Lair of the Minotaur
Carnage
Celtic
Frost com Slayer! Esse cd não traz nada de original, mas
pelo jeito com que os caras fizeram, ficou foda. É um thrash
como o das antigas, mas com uma produção limpa e sem
parecer que a bateria foi gravada dentro de um banheiro. E o vocal,
que lembra parte Tom Araya e parte Tom Warrior, se for realmente
um vocalista e não uma armação encharcada de
efeitos, é convincente. As músicas são um arregaço
do car****, e isso é uma definição e tanto.
Em suma, é um negócio que você já ouviu,
mas é tão bem-estruturado que não soa datado.

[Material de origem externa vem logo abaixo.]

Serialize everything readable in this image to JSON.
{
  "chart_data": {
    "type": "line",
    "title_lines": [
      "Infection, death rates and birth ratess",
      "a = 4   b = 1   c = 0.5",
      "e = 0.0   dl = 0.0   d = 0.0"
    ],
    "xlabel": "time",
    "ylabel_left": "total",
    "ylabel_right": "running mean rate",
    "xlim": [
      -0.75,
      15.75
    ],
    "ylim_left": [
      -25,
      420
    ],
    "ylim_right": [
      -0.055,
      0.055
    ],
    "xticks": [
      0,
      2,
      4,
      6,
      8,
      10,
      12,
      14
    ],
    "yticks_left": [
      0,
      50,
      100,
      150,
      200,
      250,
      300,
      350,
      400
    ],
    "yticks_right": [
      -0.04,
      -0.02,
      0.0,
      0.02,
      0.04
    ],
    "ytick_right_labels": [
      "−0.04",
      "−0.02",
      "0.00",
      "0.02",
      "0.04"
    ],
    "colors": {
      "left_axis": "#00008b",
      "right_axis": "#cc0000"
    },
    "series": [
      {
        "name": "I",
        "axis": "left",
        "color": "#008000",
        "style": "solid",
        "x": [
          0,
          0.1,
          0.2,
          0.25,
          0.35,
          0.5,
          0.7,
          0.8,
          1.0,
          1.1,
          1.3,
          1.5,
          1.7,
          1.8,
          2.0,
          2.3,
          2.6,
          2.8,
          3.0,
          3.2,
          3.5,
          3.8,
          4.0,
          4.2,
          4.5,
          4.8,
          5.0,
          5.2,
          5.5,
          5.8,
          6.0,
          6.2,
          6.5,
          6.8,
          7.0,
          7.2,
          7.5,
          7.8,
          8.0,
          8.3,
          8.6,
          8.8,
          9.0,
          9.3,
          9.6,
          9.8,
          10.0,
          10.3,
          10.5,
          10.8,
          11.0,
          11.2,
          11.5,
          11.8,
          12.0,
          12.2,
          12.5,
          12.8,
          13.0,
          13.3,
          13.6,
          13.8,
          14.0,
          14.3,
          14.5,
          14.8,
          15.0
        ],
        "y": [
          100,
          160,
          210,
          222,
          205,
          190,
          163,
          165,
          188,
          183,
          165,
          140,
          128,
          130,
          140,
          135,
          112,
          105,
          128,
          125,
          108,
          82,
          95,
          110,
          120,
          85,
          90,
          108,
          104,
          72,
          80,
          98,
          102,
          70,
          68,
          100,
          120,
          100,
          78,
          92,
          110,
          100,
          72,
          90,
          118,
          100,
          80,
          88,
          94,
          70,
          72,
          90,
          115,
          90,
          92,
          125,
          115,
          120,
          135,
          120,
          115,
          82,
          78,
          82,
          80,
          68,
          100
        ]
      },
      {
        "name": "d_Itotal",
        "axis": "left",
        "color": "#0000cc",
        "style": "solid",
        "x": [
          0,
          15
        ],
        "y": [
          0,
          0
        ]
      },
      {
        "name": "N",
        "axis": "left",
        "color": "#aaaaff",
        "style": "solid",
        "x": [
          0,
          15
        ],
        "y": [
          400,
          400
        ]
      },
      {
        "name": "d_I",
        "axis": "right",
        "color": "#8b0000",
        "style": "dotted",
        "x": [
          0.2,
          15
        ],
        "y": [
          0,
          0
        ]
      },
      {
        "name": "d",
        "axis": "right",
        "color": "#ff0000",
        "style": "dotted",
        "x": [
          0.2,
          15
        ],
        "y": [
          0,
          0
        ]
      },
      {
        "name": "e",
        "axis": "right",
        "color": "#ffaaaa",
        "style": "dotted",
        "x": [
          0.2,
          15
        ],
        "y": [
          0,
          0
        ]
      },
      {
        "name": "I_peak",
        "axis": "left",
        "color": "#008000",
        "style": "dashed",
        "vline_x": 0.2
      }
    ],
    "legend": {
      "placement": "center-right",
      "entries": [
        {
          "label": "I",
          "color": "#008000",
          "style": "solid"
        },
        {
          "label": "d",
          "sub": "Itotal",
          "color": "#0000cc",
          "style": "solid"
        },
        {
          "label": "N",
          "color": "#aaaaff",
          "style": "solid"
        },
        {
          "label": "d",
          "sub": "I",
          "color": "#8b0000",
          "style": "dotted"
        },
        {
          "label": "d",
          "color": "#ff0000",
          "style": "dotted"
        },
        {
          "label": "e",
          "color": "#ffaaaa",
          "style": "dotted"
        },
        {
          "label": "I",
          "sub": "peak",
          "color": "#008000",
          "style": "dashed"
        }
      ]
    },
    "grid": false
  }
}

O LotM é um projeto de gente de bandas como Pelican e 7000
Dying Rats, e acabou tendo o mesmo efeito de soar melhor que as
bandas oficiais dos caras que o Down do Phil Anselmo tem de soar
melhor que o Pantera (ou o Superjoint Ritual ou o que quer que ele
esteja envolvido hoje em dia pra tentar faturar em cima).
The Hidden Hand
Mother Teacher Destroyer
Tem
o vocal do St. Vitus nessa banda (Wino). O cara não é
meu favorito, mas é o de muita gente. O THH é essencialmente
doom das antigas, mas não é só isso que rola
aqui. Tem uns lances psicodélicos no meio, mas sem descambar
pras firulas de um Yes ou algo do gênero. Não tem muito
que dizer desse disco, que não parece ter sido lançado
em 2004. Ele soa como se tivesse sido feito lá atrás...

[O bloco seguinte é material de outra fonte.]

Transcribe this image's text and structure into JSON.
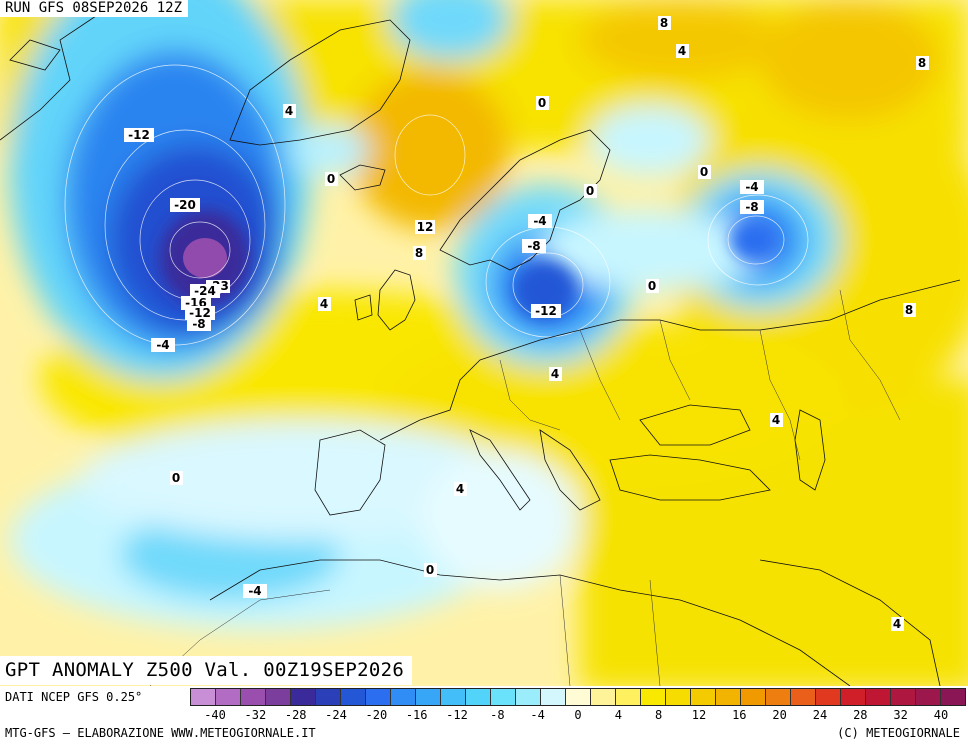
{
  "header": {
    "run_title": "RUN GFS 08SEP2026 12Z"
  },
  "map": {
    "variable_title": "GPT ANOMALY Z500 Val. 00Z19SEP2026",
    "contour_labels": [
      "-12",
      "-20",
      "-23",
      "-24",
      "-16",
      "-12",
      "-8",
      "-4",
      "4",
      "0",
      "12",
      "8",
      "4",
      "8",
      "4",
      "0",
      "-4",
      "-8",
      "-12",
      "0",
      "0",
      "-4",
      "-8",
      "8",
      "0",
      "8",
      "4",
      "4",
      "0",
      "-4",
      "0",
      "4",
      "4"
    ],
    "colors": {
      "strong_negative": "#9d4aa8",
      "negative": "#1f5fe0",
      "weak_negative": "#c8f4ff",
      "weak_positive": "#fff6b0",
      "positive": "#f7e100",
      "strong_positive": "#f3b200"
    }
  },
  "footer": {
    "data_source": "DATI NCEP GFS 0.25°",
    "credits_left": "MTG-GFS — ELABORAZIONE WWW.METEOGIORNALE.IT",
    "credits_right": "(C) METEOGIORNALE"
  },
  "legend": {
    "colors": [
      "#c98fd6",
      "#b36cc4",
      "#9a4fae",
      "#7b3e9c",
      "#3a2a9a",
      "#2b3fb8",
      "#2457d6",
      "#2b6ef0",
      "#2f8df5",
      "#38a6f7",
      "#43bef8",
      "#52d3fa",
      "#6be2fb",
      "#9cedfc",
      "#d4f7fd",
      "#fffbd5",
      "#fff39a",
      "#fff060",
      "#f9e800",
      "#f6dc00",
      "#f4cb00",
      "#f2b400",
      "#f09a00",
      "#ee7e10",
      "#ea5f1a",
      "#e0391f",
      "#d01f28",
      "#bf1733",
      "#ad1740",
      "#9b174c",
      "#8a1656"
    ],
    "ticks": [
      "-40",
      "-32",
      "-28",
      "-24",
      "-20",
      "-16",
      "-12",
      "-8",
      "-4",
      "0",
      "4",
      "8",
      "12",
      "16",
      "20",
      "24",
      "28",
      "32",
      "40"
    ]
  }
}
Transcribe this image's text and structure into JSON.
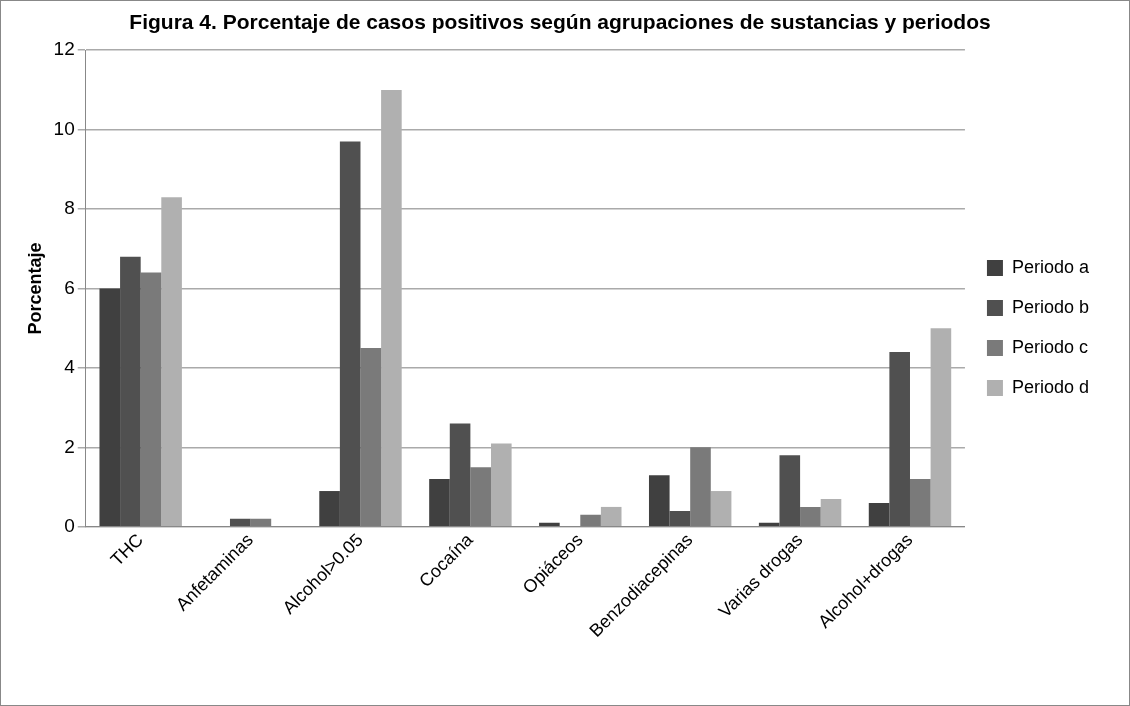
{
  "chart_data": {
    "type": "bar",
    "title": "Figura 4. Porcentaje de casos positivos según agrupaciones de sustancias y periodos",
    "ylabel": "Porcentaje",
    "categories": [
      "THC",
      "Anfetaminas",
      "Alcohol>0.05",
      "Cocaína",
      "Opiáceos",
      "Benzodiacepinas",
      "Varias drogas",
      "Alcohol+drogas"
    ],
    "series": [
      {
        "name": "Periodo a",
        "color": "#404040",
        "values": [
          6,
          0,
          0.9,
          1.2,
          0.1,
          1.3,
          0.1,
          0.6
        ]
      },
      {
        "name": "Periodo b",
        "color": "#505050",
        "values": [
          6.8,
          0.2,
          9.7,
          2.6,
          0,
          0.4,
          1.8,
          4.4
        ]
      },
      {
        "name": "Periodo c",
        "color": "#7a7a7a",
        "values": [
          6.4,
          0.2,
          4.5,
          1.5,
          0.3,
          2.0,
          0.5,
          1.2
        ]
      },
      {
        "name": "Periodo d",
        "color": "#b0b0b0",
        "values": [
          8.3,
          0,
          11,
          2.1,
          0.5,
          0.9,
          0.7,
          5.0
        ]
      }
    ],
    "ylim": [
      0,
      12
    ],
    "yticks": [
      0,
      2,
      4,
      6,
      8,
      10,
      12
    ],
    "grid": "y",
    "legend": "right"
  }
}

O clima é das antigas, e o legal dele é justamente
isso.
Goatsnake
Trampled Under Hoof
Se
o Hidden Hand é um doom das antigas, o Goatsnake é
o stoner de agora. Bem entendido, o stoner de agora se o Josh Homme
desencanasse de tentar fazer uns lances mais acessíveis com
o Queens of the Stone Age e a franquia Desert Sessions
e voltasse a fazer um lance stoner mais honesto. As músicas
deste EP do Goatsnake (três sons próprios e dois covers,
do Saint Vitus e Black Oak Arkansas) têm a mesma velocidade
de “Thumb”, do Kyuss, só que sem aquela produção
suja. A velocidade e a morbidez de alguns riffs é culpa do
(sempre eles) Sabbath. Aposto que o Tony Iommi ligaria pros caras
puto e pediria os riffs de volta se alguém mostrasse isso
pra ele. Se o mundo fosse justo, o guitarrista do Goatsnake (que
também toca no Sunn) tomaria o lugar do Josh Homme. Como
não é, a tendência é o Goatsnake passar
batido.
Sofa King Killer
Midnight Magic
O
melhor cd de stoner do ano!!!! Eu insisto nesse lance de stoner,
mas é porque tem saído uns bagulhos realmente foda
do estilo. Esse mesmo é um dos melhores discos que eu escutei
em anos. É stoner, não tem vocal afetado, as guitarras
têm um punch absurdo, os riffs são inspirados por Sabbath
e Mississipi e as letras são bem sacadas, como a de “No
Other Path to Pursue” (“If only God had made a fourty-eight
hour day, I’d probably sit around and do nothing anyway/But
if I had you I’d be just fine”). Essa banda não
só não pode ser ignorada como merecia ganhar o coração
dos indies que se metem a ser stoners e curtem bandas como And You
Will Know us By the Trail of the Dead e Nebula. Não que esses
dois grupos sejam ruins ou algo do tipo, mas praticamente inexiste
competição com o SKK. E vou mandar o Luciorribeirismo
sem nenhum pudor pra cravar que foi o disco do ano de 2004 no departamento
stoner. E mantenho.
Cardigans
“A Good Horse”
Eu
realmente gosto de Cardigans e achei o último cd dos caras,
Long Gone Before Daylight, um saco, mas este som é
muito supimpa. Soa como se o AC/DC tocasse algo da Shania Twain...
Pode parecer insosso, mas funciona. Se este cd fosse um single ou
EP e tivesse essa música e versões acústicas,
ao vivo ou remixes de “Erase/Rewind” e “My Favorite
Game”, ia ser um dos únicos casos em que o clichêzão
“menos é mais” não ia parecer jogado.